Answer
${f_x}{|_A} \approx \frac{{\Delta f}}{{\Delta x}} = 10$
${f_y}{|_A} \approx \frac{{\Delta f}}{{\Delta y}} = - 20$
Work Step by Step
We see in Figure 8, the coordinate of $A = \left( {x,y} \right) = \left( {2, - 2} \right)$ is at the level curve $30$.

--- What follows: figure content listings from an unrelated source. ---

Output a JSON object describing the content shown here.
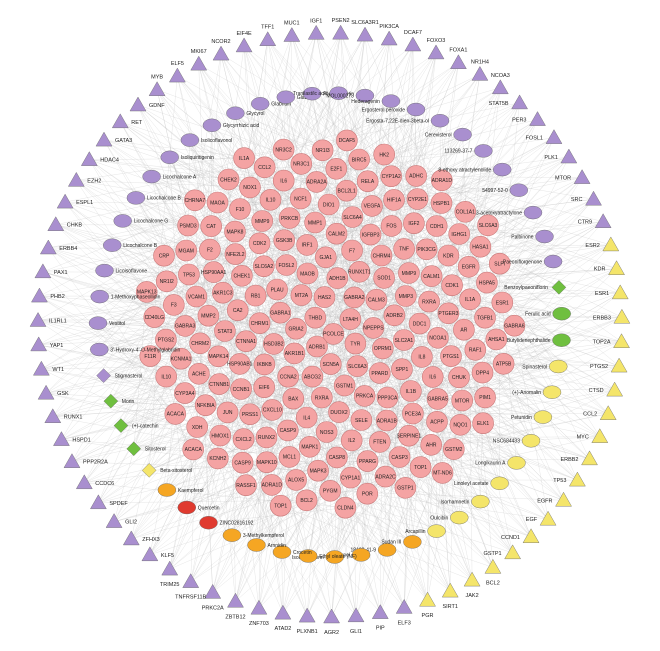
{
  "network": {
    "colors": {
      "target": "#f4a3a3",
      "target_stroke": "#c97a7a",
      "purple": "#a98fcf",
      "green": "#6fbf3f",
      "yellow": "#f4e56a",
      "orange": "#f5a623",
      "red": "#e03a2f",
      "edge": "#bdbdbd"
    },
    "targets": [
      "PCOLCE",
      "THBD",
      "LTA4H",
      "ADRB1",
      "HAS2",
      "TYR",
      "GRIA2",
      "GABRA2",
      "SCN5A",
      "MT2A",
      "NPEPPS",
      "AKR1B1",
      "ADH1B",
      "SLC6A3",
      "GABRA1",
      "CALM3",
      "ABCG2",
      "MAOB",
      "OPRM1",
      "HSD3B2",
      "RUNX1T1",
      "GSTM1",
      "PLAU",
      "ADRB2",
      "CCNA2",
      "GJA1",
      "PPARD",
      "CHRM1",
      "SOD1",
      "RXRA",
      "FOSL2",
      "SLC2A1",
      "IKBKB",
      "F7",
      "PRKCA",
      "RB1",
      "MMP3",
      "BAX",
      "IRF1",
      "SPP1",
      "CTNNA1",
      "CHRM4",
      "DUOX2",
      "SLC6A2",
      "DDC1",
      "EIF6",
      "CALM2",
      "PPP3CA",
      "CA2",
      "MMP9",
      "IL4",
      "GSK3B",
      "IL8",
      "HSP90AB1",
      "IGFBP3",
      "SELE",
      "CHEK1",
      "RXRA",
      "CXCL10",
      "MMP1",
      "IL1B",
      "STAT3",
      "TNF",
      "NOS3",
      "CDK2",
      "NCOA1",
      "CCNB1",
      "SLC6A4",
      "ADRA1B",
      "AKR1C3",
      "CALM1",
      "CASP9",
      "PRKCB",
      "IL6",
      "MAPK14",
      "FOS",
      "IL2",
      "NFE2L2",
      "PTGER3",
      "PRSS1",
      "DIO1",
      "PCE3A",
      "MMP2",
      "PIK3CG",
      "MAPK1",
      "MMP9",
      "PTGS1",
      "CTNNB1",
      "VEGFA",
      "FTEN",
      "HSP90AA1",
      "CDK1",
      "RUNX2",
      "NCF1",
      "GABRA5",
      "CHRM2",
      "IGF2",
      "CASP8",
      "MAPK8",
      "AR",
      "JUN",
      "BCL2L1",
      "SERPINE1",
      "VCAM1",
      "KDR",
      "MCL1",
      "IL10",
      "CHUK",
      "ACHE",
      "HIF1A",
      "PPARG",
      "F2",
      "IL1A",
      "CXCL2",
      "ADRA2A",
      "ACPP",
      "GABRA3",
      "CDH1",
      "MAPK3",
      "F10",
      "RAF1",
      "NFKBIA",
      "RELA",
      "CASP3",
      "TP53",
      "EGFR",
      "MAPK10",
      "IL6",
      "MTOR",
      "KCNMA1",
      "CYP2E1",
      "CYP1A1",
      "CAT",
      "TGFB1",
      "HMOX1",
      "E2F1",
      "AHR",
      "F3",
      "IGHG1",
      "ALOX5",
      "NOX1",
      "DPP4",
      "CYP3A4",
      "CYP1A2",
      "ADRA2C",
      "MGAM",
      "HSPA5",
      "CASP9",
      "NR3C1",
      "NQO1",
      "PTGS2",
      "HSPB1",
      "PYGM",
      "MAOA",
      "AHSA1",
      "XDH",
      "BIRC5",
      "TOP1",
      "NR1I2",
      "HASA1",
      "ADRA1D",
      "CCL2",
      "PIM1",
      "IL10",
      "ADHC",
      "POR",
      "PSMD3",
      "ESR1",
      "KCNH2",
      "NR1I3",
      "GSTM2",
      "CD40LG",
      "COL1A1",
      "BCL2",
      "CHEK2",
      "ATP5B",
      "ACACA",
      "HK2",
      "GSTP1",
      "CRP",
      "SLPI",
      "RASSF1",
      "NR3C2",
      "ELK1",
      "F11R",
      "ADRA1D",
      "CLDN4",
      "CHRNA7",
      "GABRA6",
      "ACACA",
      "DCAF5",
      "MT-ND6",
      "MAPK13",
      "SLC6A3",
      "TOP1",
      "IL1A"
    ],
    "ring_shapes": [
      {
        "label": "ELF5",
        "shape": "triangle",
        "color": "purple"
      },
      {
        "label": "MKI67",
        "shape": "triangle",
        "color": "purple"
      },
      {
        "label": "NCOR2",
        "shape": "triangle",
        "color": "purple"
      },
      {
        "label": "EIF4E",
        "shape": "triangle",
        "color": "purple"
      },
      {
        "label": "TFF1",
        "shape": "triangle",
        "color": "purple"
      },
      {
        "label": "MUC1",
        "shape": "triangle",
        "color": "purple"
      },
      {
        "label": "IGF1",
        "shape": "triangle",
        "color": "purple"
      },
      {
        "label": "PSEN2",
        "shape": "triangle",
        "color": "purple"
      },
      {
        "label": "SLC6A3R1",
        "shape": "triangle",
        "color": "purple"
      },
      {
        "label": "PIK3CA",
        "shape": "triangle",
        "color": "purple"
      },
      {
        "label": "DCAF7",
        "shape": "triangle",
        "color": "purple"
      },
      {
        "label": "FOXO3",
        "shape": "triangle",
        "color": "purple"
      },
      {
        "label": "FOXA1",
        "shape": "triangle",
        "color": "purple"
      },
      {
        "label": "NR1H4",
        "shape": "triangle",
        "color": "purple"
      },
      {
        "label": "NCOA3",
        "shape": "triangle",
        "color": "purple"
      },
      {
        "label": "STAT5B",
        "shape": "triangle",
        "color": "purple"
      },
      {
        "label": "PER3",
        "shape": "triangle",
        "color": "purple"
      },
      {
        "label": "FOSL1",
        "shape": "triangle",
        "color": "purple"
      },
      {
        "label": "PLK1",
        "shape": "triangle",
        "color": "purple"
      },
      {
        "label": "MTOR",
        "shape": "triangle",
        "color": "purple"
      },
      {
        "label": "SRC",
        "shape": "triangle",
        "color": "purple"
      },
      {
        "label": "CTR9",
        "shape": "triangle",
        "color": "purple"
      },
      {
        "label": "ESR2",
        "shape": "triangle",
        "color": "yellow"
      },
      {
        "label": "KDR",
        "shape": "triangle",
        "color": "yellow"
      },
      {
        "label": "ESR1",
        "shape": "triangle",
        "color": "yellow"
      },
      {
        "label": "ERBB3",
        "shape": "triangle",
        "color": "yellow"
      },
      {
        "label": "TOP2A",
        "shape": "triangle",
        "color": "yellow"
      },
      {
        "label": "PTGS2",
        "shape": "triangle",
        "color": "yellow"
      },
      {
        "label": "CTSD",
        "shape": "triangle",
        "color": "yellow"
      },
      {
        "label": "CCL2",
        "shape": "triangle",
        "color": "yellow"
      },
      {
        "label": "MYC",
        "shape": "triangle",
        "color": "yellow"
      },
      {
        "label": "ERBB2",
        "shape": "triangle",
        "color": "yellow"
      },
      {
        "label": "TP53",
        "shape": "triangle",
        "color": "yellow"
      },
      {
        "label": "EGFR",
        "shape": "triangle",
        "color": "yellow"
      },
      {
        "label": "EGF",
        "shape": "triangle",
        "color": "yellow"
      },
      {
        "label": "CCND1",
        "shape": "triangle",
        "color": "yellow"
      },
      {
        "label": "GSTP1",
        "shape": "triangle",
        "color": "yellow"
      },
      {
        "label": "BCL2",
        "shape": "triangle",
        "color": "yellow"
      },
      {
        "label": "JAK2",
        "shape": "triangle",
        "color": "yellow"
      },
      {
        "label": "SIRT1",
        "shape": "triangle",
        "color": "yellow"
      },
      {
        "label": "PGR",
        "shape": "triangle",
        "color": "yellow"
      },
      {
        "label": "ELF3",
        "shape": "triangle",
        "color": "purple"
      },
      {
        "label": "PIP",
        "shape": "triangle",
        "color": "purple"
      },
      {
        "label": "GLI1",
        "shape": "triangle",
        "color": "purple"
      },
      {
        "label": "AGR2",
        "shape": "triangle",
        "color": "purple"
      },
      {
        "label": "PLXNB1",
        "shape": "triangle",
        "color": "purple"
      },
      {
        "label": "ATAD2",
        "shape": "triangle",
        "color": "purple"
      },
      {
        "label": "ZNF703",
        "shape": "triangle",
        "color": "purple"
      },
      {
        "label": "ZBTB12",
        "shape": "triangle",
        "color": "purple"
      },
      {
        "label": "PRKC2A",
        "shape": "triangle",
        "color": "purple"
      },
      {
        "label": "TNFRSF11B",
        "shape": "triangle",
        "color": "purple"
      },
      {
        "label": "TRIM25",
        "shape": "triangle",
        "color": "purple"
      },
      {
        "label": "KLF5",
        "shape": "triangle",
        "color": "purple"
      },
      {
        "label": "ZFHX3",
        "shape": "triangle",
        "color": "purple"
      },
      {
        "label": "GLI2",
        "shape": "triangle",
        "color": "purple"
      },
      {
        "label": "SPDEF",
        "shape": "triangle",
        "color": "purple"
      },
      {
        "label": "CCDC6",
        "shape": "triangle",
        "color": "purple"
      },
      {
        "label": "PPP2R2A",
        "shape": "triangle",
        "color": "purple"
      },
      {
        "label": "HSPD1",
        "shape": "triangle",
        "color": "purple"
      },
      {
        "label": "RUNX1",
        "shape": "triangle",
        "color": "purple"
      },
      {
        "label": "GSK",
        "shape": "triangle",
        "color": "purple"
      },
      {
        "label": "WT1",
        "shape": "triangle",
        "color": "purple"
      },
      {
        "label": "YAP1",
        "shape": "triangle",
        "color": "purple"
      },
      {
        "label": "IL1RL1",
        "shape": "triangle",
        "color": "purple"
      },
      {
        "label": "PHB2",
        "shape": "triangle",
        "color": "purple"
      },
      {
        "label": "PAX1",
        "shape": "triangle",
        "color": "purple"
      },
      {
        "label": "ERBB4",
        "shape": "triangle",
        "color": "purple"
      },
      {
        "label": "CHKB",
        "shape": "triangle",
        "color": "purple"
      },
      {
        "label": "ESPL1",
        "shape": "triangle",
        "color": "purple"
      },
      {
        "label": "EZH2",
        "shape": "triangle",
        "color": "purple"
      },
      {
        "label": "HDAC4",
        "shape": "triangle",
        "color": "purple"
      },
      {
        "label": "GATA3",
        "shape": "triangle",
        "color": "purple"
      },
      {
        "label": "RET",
        "shape": "triangle",
        "color": "purple"
      },
      {
        "label": "GDNF",
        "shape": "triangle",
        "color": "purple"
      },
      {
        "label": "MYB",
        "shape": "triangle",
        "color": "purple"
      }
    ],
    "compounds": [
      {
        "label": "Glycyrol",
        "shape": "ellipse",
        "color": "purple"
      },
      {
        "label": "Glabridin",
        "shape": "ellipse",
        "color": "purple"
      },
      {
        "label": "Glabrene",
        "shape": "ellipse",
        "color": "purple"
      },
      {
        "label": "Formononetin",
        "shape": "ellipse",
        "color": "purple"
      },
      {
        "label": "Tranilast/ic acid",
        "shape": "ellipse",
        "color": "purple"
      },
      {
        "label": "MOL000273",
        "shape": "ellipse",
        "color": "purple"
      },
      {
        "label": "Hederagenin",
        "shape": "ellipse",
        "color": "purple"
      },
      {
        "label": "Ergosterol peroxide",
        "shape": "ellipse",
        "color": "purple"
      },
      {
        "label": "Ergosta-7,22E-dien-3beta-ol",
        "shape": "ellipse",
        "color": "purple"
      },
      {
        "label": "Cerevisterol",
        "shape": "ellipse",
        "color": "purple"
      },
      {
        "label": "113269-37-7",
        "shape": "ellipse",
        "color": "purple"
      },
      {
        "label": "8-ethoxy atractylenolide",
        "shape": "ellipse",
        "color": "purple"
      },
      {
        "label": "54997-52-0",
        "shape": "ellipse",
        "color": "purple"
      },
      {
        "label": "3-acetoxyatractylone",
        "shape": "ellipse",
        "color": "purple"
      },
      {
        "label": "Palbinone",
        "shape": "ellipse",
        "color": "purple"
      },
      {
        "label": "Paeoniflorgenone",
        "shape": "ellipse",
        "color": "purple"
      },
      {
        "label": "Benzoylpaeoniflorin",
        "shape": "diamond",
        "color": "green"
      },
      {
        "label": "Ferulic acid",
        "shape": "ellipse",
        "color": "green"
      },
      {
        "label": "Butylidenephthalide",
        "shape": "ellipse",
        "color": "green"
      },
      {
        "label": "Spinasterol",
        "shape": "ellipse",
        "color": "yellow"
      },
      {
        "label": "(+)-Anomalin",
        "shape": "ellipse",
        "color": "yellow"
      },
      {
        "label": "Petunidin",
        "shape": "ellipse",
        "color": "yellow"
      },
      {
        "label": "NSC684433",
        "shape": "ellipse",
        "color": "yellow"
      },
      {
        "label": "Longikaurin A",
        "shape": "ellipse",
        "color": "yellow"
      },
      {
        "label": "Linoleyl acetate",
        "shape": "ellipse",
        "color": "yellow"
      },
      {
        "label": "Isorhamnetin",
        "shape": "ellipse",
        "color": "yellow"
      },
      {
        "label": "Oulcibin",
        "shape": "ellipse",
        "color": "yellow"
      },
      {
        "label": "Arcapillin",
        "shape": "ellipse",
        "color": "yellow"
      },
      {
        "label": "Sudan III",
        "shape": "ellipse",
        "color": "orange"
      },
      {
        "label": "18103-41-9",
        "shape": "ellipse",
        "color": "orange"
      },
      {
        "label": "Mandenol",
        "shape": "ellipse",
        "color": "orange"
      },
      {
        "label": "Isoimperatorin",
        "shape": "ellipse",
        "color": "orange"
      },
      {
        "label": "Ethyl oleate (NF)",
        "shape": "ellipse",
        "color": "orange"
      },
      {
        "label": "Crocetin",
        "shape": "ellipse",
        "color": "orange"
      },
      {
        "label": "Arnnidin",
        "shape": "ellipse",
        "color": "orange"
      },
      {
        "label": "3-Methylkempferol",
        "shape": "ellipse",
        "color": "orange"
      },
      {
        "label": "ZINC02816192",
        "shape": "ellipse",
        "color": "red"
      },
      {
        "label": "Quercetin",
        "shape": "ellipse",
        "color": "red"
      },
      {
        "label": "Kaempferol",
        "shape": "ellipse",
        "color": "orange"
      },
      {
        "label": "Beta-sitosterol",
        "shape": "diamond",
        "color": "yellow"
      },
      {
        "label": "Sitosterol",
        "shape": "diamond",
        "color": "green"
      },
      {
        "label": "(+)-catechin",
        "shape": "diamond",
        "color": "green"
      },
      {
        "label": "Morin",
        "shape": "diamond",
        "color": "green"
      },
      {
        "label": "Stigmasterol",
        "shape": "diamond",
        "color": "purple"
      },
      {
        "label": "3'-Hydroxy-4'-O-Methylglabridin",
        "shape": "ellipse",
        "color": "purple"
      },
      {
        "label": "Vestitol",
        "shape": "ellipse",
        "color": "purple"
      },
      {
        "label": "1-Methoxyphaseollidin",
        "shape": "ellipse",
        "color": "purple"
      },
      {
        "label": "Licoisoflavone",
        "shape": "ellipse",
        "color": "purple"
      },
      {
        "label": "Licochalcone B",
        "shape": "ellipse",
        "color": "purple"
      },
      {
        "label": "Licochalcone G",
        "shape": "ellipse",
        "color": "purple"
      },
      {
        "label": "Licochalcone B",
        "shape": "ellipse",
        "color": "purple"
      },
      {
        "label": "Licochalcone A",
        "shape": "ellipse",
        "color": "purple"
      },
      {
        "label": "Isoliquiritigenin",
        "shape": "ellipse",
        "color": "purple"
      },
      {
        "label": "Isolicoflavonol",
        "shape": "ellipse",
        "color": "purple"
      },
      {
        "label": "Glycyrrhizic acid",
        "shape": "ellipse",
        "color": "purple"
      }
    ]
  }
}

1. Estimate ${f_x}$ at point $A$.
We move to the right horizontally to the next level curve $40$ at the estimated coordinate $\left( {3, - 2} \right)$. Notice that by doing so, we have kept the $y$-coordinate constant.
So,
${f_x}{|_A} \approx \frac{{\Delta f}}{{\Delta x}} = \frac{{40 - 30}}{{3 - 2}} = \frac{{10}}{1} = 10$
2. Estimate ${f_y}$ at point $A$.
Similarly, we move up vertically from point $A$ to the next level curve $20$ at the estimated coordinate $\left( {2, - 1.5} \right)$. Notice that by doing so, we have kept the $x$-coordinate constant.
So,
${f_y}{|_A} \approx \frac{{\Delta f}}{{\Delta y}} = \frac{{20 - 30}}{{ - 1.5 - \left( { - 2} \right)}} = \frac{{ - 10}}{{0.5}} = - 20$